Date de sortie : 20 mars 2020

Editeur : Square-Enix

Développeur : Square-Enix

Multijoueurs : Non


Difficile à prendre en défaut, Final Fantasy VII Rebirth réussit autant à tenir en haleine les fans qu’à émerveiller les nouveaux venus


  • Une certaine réécriture des plus intrigante
  • Visuellement superbe
  • De nouveaux éléments scénaristiques pour étoffer le monde
  • Des liens avec Crisis Core bienvenus
  • Un monde ouvert d’assez belle proportion
  • Pas mal d’humour et de légereté…
  • … et ce qu’il faut de drame
  • Les musiques !
  • Une grosse durée de vie
  • Des minis-jeux, partout ! Pour tout !
  • L’impression qu’on essaye de tirer le jeu en longueur inutilement
  • La voix d’Aerith… toujours pas…
  • Certains éléments obscurs pour les nouveaux venus, tandis que d’autres « révélations » dans l’original sont directement spoilées

La cicatrice n’était pas là

La démo en deux temps offerte par l’éditeur avait-elle pour but de rassurer les vieux imbéciles comme moi ? Peut-être… Final Fantasy VII a fait partie de mes premières découvertes du JRPG à une époque où je ne jurais que par ma MegaDrive bien aimée.
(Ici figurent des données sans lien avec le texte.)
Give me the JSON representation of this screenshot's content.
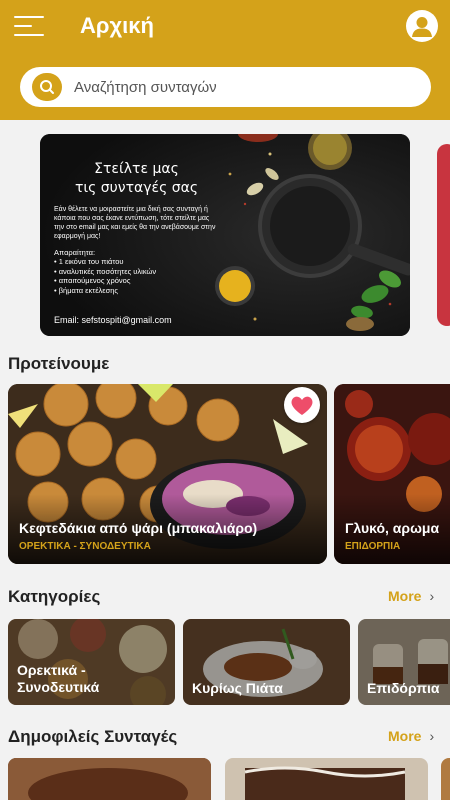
{
  "header": {
    "title": "Αρχική",
    "accent_color": "#d4a21a",
    "menu_icon": "hamburger-menu-icon",
    "profile_icon": "user-account-icon"
  },
  "search": {
    "placeholder": "Αναζήτηση συνταγών",
    "value": "",
    "icon": "search-icon"
  },
  "banner": {
    "title_line1": "Στείλτε μας",
    "title_line2": "τις συνταγές σας",
    "body": "Εάν θέλετε να μοιραστείτε μια δική σας συνταγή ή κάποια που σας έκανε εντύπωση, τότε στείλτε μας την στο email μας και εμείς θα την ανεβάσουμε στην εφαρμογή μας!",
    "requirements_label": "Απαραίτητα:",
    "requirements": [
      "1 εικόνα του πιάτου",
      "αναλυτικές ποσότητες υλικών",
      "απαιτούμενος χρόνος",
      "βήματα εκτέλεσης"
    ],
    "email": "Email: sefstospiti@gmail.com"
  },
  "recommended": {
    "title": "Προτείνουμε",
    "items": [
      {
        "name": "Κεφτεδάκια από ψάρι (μπακαλιάρο)",
        "category": "ΟΡΕΚΤΙΚΑ - ΣΥΝΟΔΕΥΤΙΚΑ",
        "favorite": true
      },
      {
        "name": "Γλυκό, αρωμα",
        "category": "ΕΠΙΔΟΡΠΙΑ",
        "favorite": false
      }
    ]
  },
  "categories": {
    "title": "Κατηγορίες",
    "more_label": "More",
    "items": [
      {
        "line1": "Ορεκτικά -",
        "line2": "Συνοδευτικά"
      },
      {
        "line1": "Κυρίως Πιάτα",
        "line2": ""
      },
      {
        "line1": "Επιδόρπια",
        "line2": ""
      }
    ]
  },
  "popular": {
    "title": "Δημοφιλείς Συνταγές",
    "more_label": "More"
  }
}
L’idée d’un Remake, longtemps fantasmée (coucou la démo technique de la PS3) ne me faisait pas plus saliver que ça. Pourtant Square-Enix a eu l’intelligence d’offrir une certaine réécriture au jeu et d’éviter le simple upgrade technique, séparant par la même occasion son titre en trois parties, pour le pire (un jeu entier à Midgard) et le meilleur (le voyage de Rebirth).
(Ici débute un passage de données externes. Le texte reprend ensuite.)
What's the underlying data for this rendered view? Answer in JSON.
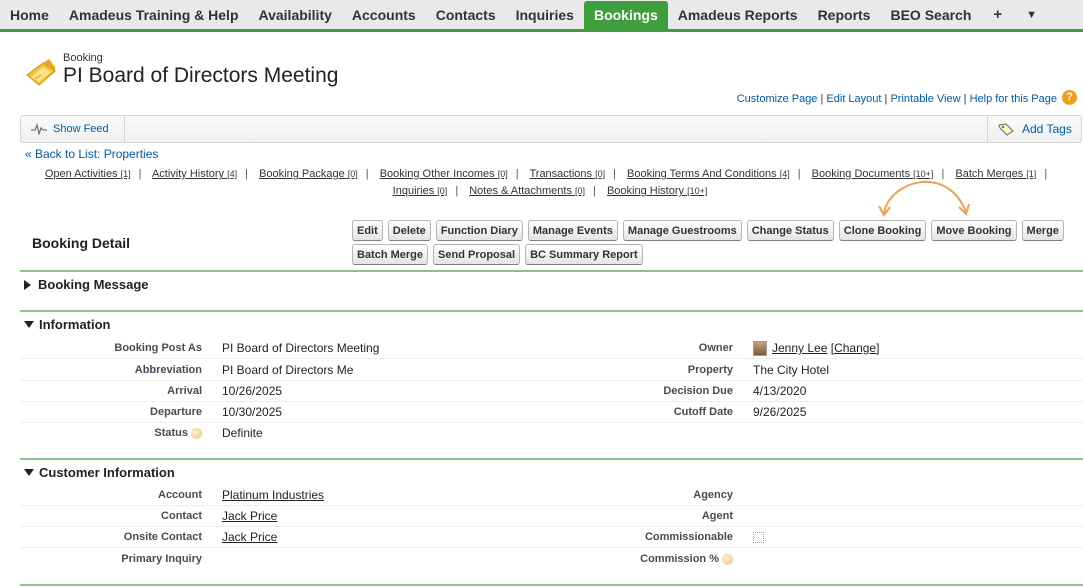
{
  "nav": {
    "tabs": [
      "Home",
      "Amadeus Training & Help",
      "Availability",
      "Accounts",
      "Contacts",
      "Inquiries",
      "Bookings",
      "Amadeus Reports",
      "Reports",
      "BEO Search"
    ],
    "active": "Bookings",
    "plus_icon": "+",
    "more_icon": "▼"
  },
  "header": {
    "record_type": "Booking",
    "title": "PI Board of Directors Meeting",
    "links": [
      "Customize Page",
      "Edit Layout",
      "Printable View",
      "Help for this Page"
    ],
    "help_icon": "?"
  },
  "feedbar": {
    "show_feed": "Show Feed",
    "add_tags": "Add Tags"
  },
  "back_link": "« Back to List: Properties",
  "related_lists": {
    "line1": [
      {
        "label": "Open Activities",
        "count": "[1]"
      },
      {
        "label": "Activity History",
        "count": "[4]"
      },
      {
        "label": "Booking Package",
        "count": "[0]"
      },
      {
        "label": "Booking Other Incomes",
        "count": "[0]"
      },
      {
        "label": "Transactions",
        "count": "[0]"
      },
      {
        "label": "Booking Terms And Conditions",
        "count": "[4]"
      },
      {
        "label": "Booking Documents",
        "count": "[10+]"
      },
      {
        "label": "Batch Merges",
        "count": "[1]"
      }
    ],
    "line2": [
      {
        "label": "Inquiries",
        "count": "[0]"
      },
      {
        "label": "Notes & Attachments",
        "count": "[0]"
      },
      {
        "label": "Booking History",
        "count": "[10+]"
      }
    ]
  },
  "detail": {
    "title": "Booking Detail",
    "buttons_row1": [
      "Edit",
      "Delete",
      "Function Diary",
      "Manage Events",
      "Manage Guestrooms",
      "Change Status",
      "Clone Booking",
      "Move Booking",
      "Merge"
    ],
    "buttons_row2": [
      "Batch Merge",
      "Send Proposal",
      "BC Summary Report"
    ]
  },
  "sections": {
    "booking_message": "Booking Message",
    "information": "Information",
    "customer_information": "Customer Information"
  },
  "information": {
    "booking_post_as": {
      "label": "Booking Post As",
      "value": "PI Board of Directors Meeting"
    },
    "abbreviation": {
      "label": "Abbreviation",
      "value": "PI Board of Directors Me"
    },
    "arrival": {
      "label": "Arrival",
      "value": "10/26/2025"
    },
    "departure": {
      "label": "Departure",
      "value": "10/30/2025"
    },
    "status": {
      "label": "Status",
      "value": "Definite"
    },
    "owner": {
      "label": "Owner",
      "value": "Jenny Lee",
      "change": "[Change]"
    },
    "property": {
      "label": "Property",
      "value": "The City Hotel"
    },
    "decision_due": {
      "label": "Decision Due",
      "value": "4/13/2020"
    },
    "cutoff_date": {
      "label": "Cutoff Date",
      "value": "9/26/2025"
    }
  },
  "customer": {
    "account": {
      "label": "Account",
      "value": "Platinum Industries"
    },
    "contact": {
      "label": "Contact",
      "value": "Jack Price"
    },
    "onsite_contact": {
      "label": "Onsite Contact",
      "value": "Jack Price"
    },
    "primary_inquiry": {
      "label": "Primary Inquiry",
      "value": ""
    },
    "agency": {
      "label": "Agency",
      "value": ""
    },
    "agent": {
      "label": "Agent",
      "value": ""
    },
    "commissionable": {
      "label": "Commissionable",
      "value": ""
    },
    "commission_pct": {
      "label": "Commission %",
      "value": ""
    }
  },
  "colors": {
    "nav_active": "#3f9f3f",
    "link": "#015ba7",
    "section_line": "#8fc08f",
    "annotation_arrow": "#f0a050"
  }
}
Le monde s’ouvre et on quitte la grisaille de Midgard

Paradoxalement, cette seconde partie du jeu offre bien plus de variété et un voyage plus long que le Remake, avec un volume de contenu bien plus dense. De la petite ville de Kalm à Cosmo Canyon, en passant par le Golden Saucer, Junon ou la Costa Del Sol, jusqu’à la fameuse Cité des Anciens (mais sans Wutai, qui aura droit à son traitement spécifique dans le dernier volet), le voyage s’annonce long et varié. Là aussi, une réécriture a eu lieu pour dynamiser la narration et offrir aux vieux briscards comme moi un sentiment de découverte… et de redouter une fois encore cette fameuse Cité des Anciens (tu sais pourquoi), un léger espoir au cœur.

Bien joué Square, bien joué… vous m’avez tenu en haleine jusqu’au bout, dès les premières minutes et cette scène d’introduction très troublante, qui fait pourtant suite à Remake. Avec l’introduction des Fileurs, ces être altérant la mémoire / l’histoire « Canon », rappelant un peu le concept des G-Force de FFVIII, certains « points fixes » du jeu original connaissent des modifications. Les plus troublantes concernent cette introduction étrange et la Matéria Blanche.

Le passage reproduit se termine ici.